Tudo indica que a Medéia das tradições helênicas era uma personagem muito mais importante e poderosa, acima de tudo, muitíssimo mais positiva do que a que conhecemos por Eurípides. O nome Medéia (em grego Mideia) significa a do bom conselho, e, em todas as tradições, ela é apresentada como conhecedora da arte de curar e dotada de inteligência superior. Dizia-se que tinha o poder de restaura a vida e de rejuvenescer e que, com um caldeirão mágico, rejuvenescera o velho pai de
Jasão e, mais tarde, o próprio Jasão. (...) Essa imagem é o reflexo de uma versão em que a história do casal mítico tem um final feliz: Medéia, que é imortal, rejuvenesce o esposo envelhecido (RINNE, 1988, p. 10).
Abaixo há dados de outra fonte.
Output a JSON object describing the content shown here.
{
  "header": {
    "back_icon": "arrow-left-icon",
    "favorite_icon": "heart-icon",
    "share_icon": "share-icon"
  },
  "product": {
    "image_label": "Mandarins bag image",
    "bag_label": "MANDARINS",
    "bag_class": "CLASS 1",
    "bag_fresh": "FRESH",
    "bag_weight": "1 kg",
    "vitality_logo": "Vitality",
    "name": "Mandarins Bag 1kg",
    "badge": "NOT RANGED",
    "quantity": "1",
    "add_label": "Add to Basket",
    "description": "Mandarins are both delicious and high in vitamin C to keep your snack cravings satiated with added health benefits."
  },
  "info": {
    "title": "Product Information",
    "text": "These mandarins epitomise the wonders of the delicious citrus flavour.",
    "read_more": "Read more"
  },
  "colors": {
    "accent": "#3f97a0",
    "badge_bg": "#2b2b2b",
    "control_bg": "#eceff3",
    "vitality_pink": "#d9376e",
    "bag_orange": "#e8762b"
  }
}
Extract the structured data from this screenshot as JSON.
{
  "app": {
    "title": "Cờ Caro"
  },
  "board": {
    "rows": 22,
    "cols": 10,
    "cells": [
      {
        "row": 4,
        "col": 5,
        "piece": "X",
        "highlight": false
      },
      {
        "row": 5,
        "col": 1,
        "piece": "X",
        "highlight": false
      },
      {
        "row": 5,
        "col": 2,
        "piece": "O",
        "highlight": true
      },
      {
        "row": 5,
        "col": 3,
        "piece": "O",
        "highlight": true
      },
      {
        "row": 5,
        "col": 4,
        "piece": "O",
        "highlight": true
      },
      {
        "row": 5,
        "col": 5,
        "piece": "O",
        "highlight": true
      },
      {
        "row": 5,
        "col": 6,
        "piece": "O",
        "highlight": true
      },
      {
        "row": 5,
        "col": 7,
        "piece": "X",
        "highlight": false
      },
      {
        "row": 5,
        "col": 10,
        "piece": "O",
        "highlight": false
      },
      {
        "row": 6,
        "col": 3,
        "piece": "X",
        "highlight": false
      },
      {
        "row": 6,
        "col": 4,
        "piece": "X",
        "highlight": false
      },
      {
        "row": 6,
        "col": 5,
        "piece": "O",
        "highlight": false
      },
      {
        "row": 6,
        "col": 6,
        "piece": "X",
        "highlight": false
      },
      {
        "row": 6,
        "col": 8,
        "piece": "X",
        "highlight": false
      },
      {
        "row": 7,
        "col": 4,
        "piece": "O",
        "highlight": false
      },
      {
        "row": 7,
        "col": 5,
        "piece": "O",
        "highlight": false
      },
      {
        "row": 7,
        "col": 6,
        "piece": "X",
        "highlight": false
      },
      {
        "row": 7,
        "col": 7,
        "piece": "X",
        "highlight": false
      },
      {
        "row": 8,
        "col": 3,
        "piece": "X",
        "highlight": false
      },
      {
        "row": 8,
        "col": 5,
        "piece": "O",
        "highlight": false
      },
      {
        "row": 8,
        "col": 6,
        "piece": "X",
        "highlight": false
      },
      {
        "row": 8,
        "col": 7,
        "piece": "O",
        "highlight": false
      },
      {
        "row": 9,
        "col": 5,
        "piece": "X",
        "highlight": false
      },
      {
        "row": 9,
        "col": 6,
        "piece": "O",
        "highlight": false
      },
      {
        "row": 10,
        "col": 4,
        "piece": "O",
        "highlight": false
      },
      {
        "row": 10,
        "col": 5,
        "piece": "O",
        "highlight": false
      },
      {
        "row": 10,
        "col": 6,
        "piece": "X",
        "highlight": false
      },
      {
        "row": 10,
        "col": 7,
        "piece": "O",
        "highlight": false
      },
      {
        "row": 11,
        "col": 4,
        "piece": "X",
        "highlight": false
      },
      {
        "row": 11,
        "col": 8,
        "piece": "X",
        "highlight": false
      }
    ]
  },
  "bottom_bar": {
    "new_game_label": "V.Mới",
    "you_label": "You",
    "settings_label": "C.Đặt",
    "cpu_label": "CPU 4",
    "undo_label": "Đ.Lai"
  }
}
Medéia se transformou de Grande Deusa, cuja imagem estava associada às fases da Lua, com caráter imortal, no período em que a cultura grega ainda era matriarcal, em uma simples mortal, bárbara e estrangeira, na transição para o patriarcalismo. Essa imagem ambivalente do rebaixamento de deusa da cura e da sabedoria para a feiticeira poderosa, inteligente e ameaçadora, e, mais adiante, para a esposa ciumenta e infanticida, significa a perda da feminilidade, desvalorizada, vista como demoníaca, à medida que o patriarcado se instaurava. Desse modo, as características que integravam à sua força, como o orgulho, o espírito de resistência e o poder de decisão, apenas atuavam no inconsciente da mulher que a sociedade projetou.
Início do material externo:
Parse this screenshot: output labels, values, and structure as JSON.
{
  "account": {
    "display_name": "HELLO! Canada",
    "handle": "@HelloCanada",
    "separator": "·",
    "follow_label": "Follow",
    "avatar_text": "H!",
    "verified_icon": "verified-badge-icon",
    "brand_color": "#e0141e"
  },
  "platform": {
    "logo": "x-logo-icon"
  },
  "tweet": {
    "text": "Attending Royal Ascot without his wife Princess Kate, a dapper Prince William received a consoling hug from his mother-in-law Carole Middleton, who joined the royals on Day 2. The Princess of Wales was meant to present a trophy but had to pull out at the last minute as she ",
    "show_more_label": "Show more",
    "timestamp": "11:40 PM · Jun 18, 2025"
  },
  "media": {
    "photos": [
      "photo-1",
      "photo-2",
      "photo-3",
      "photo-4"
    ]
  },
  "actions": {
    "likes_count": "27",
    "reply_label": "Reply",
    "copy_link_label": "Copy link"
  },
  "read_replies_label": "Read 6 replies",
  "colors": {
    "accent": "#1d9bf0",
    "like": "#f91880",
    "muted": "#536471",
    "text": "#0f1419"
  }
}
2. Medeia vozes e a(s) voz(es) da(s) mulher(es) estrangeira(s) da Tribo de Atuadores: por
uma discussão de gênero e memória

A peça Medeia vozes estreou em setembro de 2013 no Festival Internacional de Artes Cênicas Porto Alegre em Cena, na capital gaúcha, e integra o projeto Raízes do teatro, iniciado em 1987, a partir da investigação contínua da Tribo de atuadores Ói Nóis Aqui Traveiz (também conhecida como a Terreira da Tribo) e da pesquisa sobre o teatro ritualístico com base nos estudos do teórico, dramaturgo, ator e diretor, referência para as artes no século XX, Antonin Artaud, e no desenvolvimento de uma metodologia que busca estabelecer caminhos em diferentes linguagens, da concepção cênica, a atuação, a pesquisa histórica, a dramaturgia, a música, a plasticidade, a visualidade, a cenografia, a performance contemporânea até o trabalho autoral dos atores – atuadores.
Medeia Vozes foi precedida por outras três produções nessa linha: Antígona, ritos de paixão e morte (1990), Missa para atores e público sobre a paixão e o nascimento do Dr. Fausto de acordo com o espírito de nosso tempo (1994), Aos que virão depois de nós – Kassandra in process (2002), esse último igualmente baseado em uma novela de Christa Wolf. As montagens do teatro de vivência proposto pelo coletivo buscam a reelaboração do mito desde uma perspectiva contemporânea, também no sentido de teatro político e pós- dramático empregado por Hans-Thies Lehmann, e agregam a atitude e a ideia da celebração – o teatro de comunhão – em que o rito é partilhado e vivenciado por todos os seus integrantes: atuadores e público, que dividem (acrescem) o mesmo espaço (abolindo a suposta separação entre palco e plateia, a já rompida quarta parede de Bertolt Brecht), interagindo, comungando da cena e fazendo uso pleno de todos os seus sentidos. Em 2014, o coletivo completou 35 anos de formação e atividade.
Conforme o teórico alemão Hans-Thies Lehmann (2007), o teatro pós-dramático se configura como tal a partir da ruptura da ilusão de realidade e a ausência do drama (entendido, aqui, no sentido das três regras de unidade dramática, a partir da Poética de Aristóteles e reincorporadas ao centro das discussões e práticas teatrais com o Renascimento e outorgadas pelo Romantismo: unidades de ação, tempo e espaço), estabelecendo, com isso, uma divisão entre o teatro considerado dramático e o teatro pós-dramático. Para o teórico alemão, os meios e os signos teatrais da encenação, do espetáculo, quando estão postos no mesmo plano de signos do texto, ou, ainda, podem ser arranjados sem o nível textual, é que se entende essa separação e, então, começa o pós-dramático. Nesse modelo novo de teatro, os signos e seus significantes se transformam e adquirem outras caraterísticas: não há mais representação, mas presença e apresentação, o acontecimento; a experiência deve ser compartilhada e não mais transmitida ao espectador; há uma maior exigência no processo do que nos resultados em si; um maior nível de manifestação do que significação; assim como uma necessidade de que o impulso de energia se sobreponha à informação contida na e em cena.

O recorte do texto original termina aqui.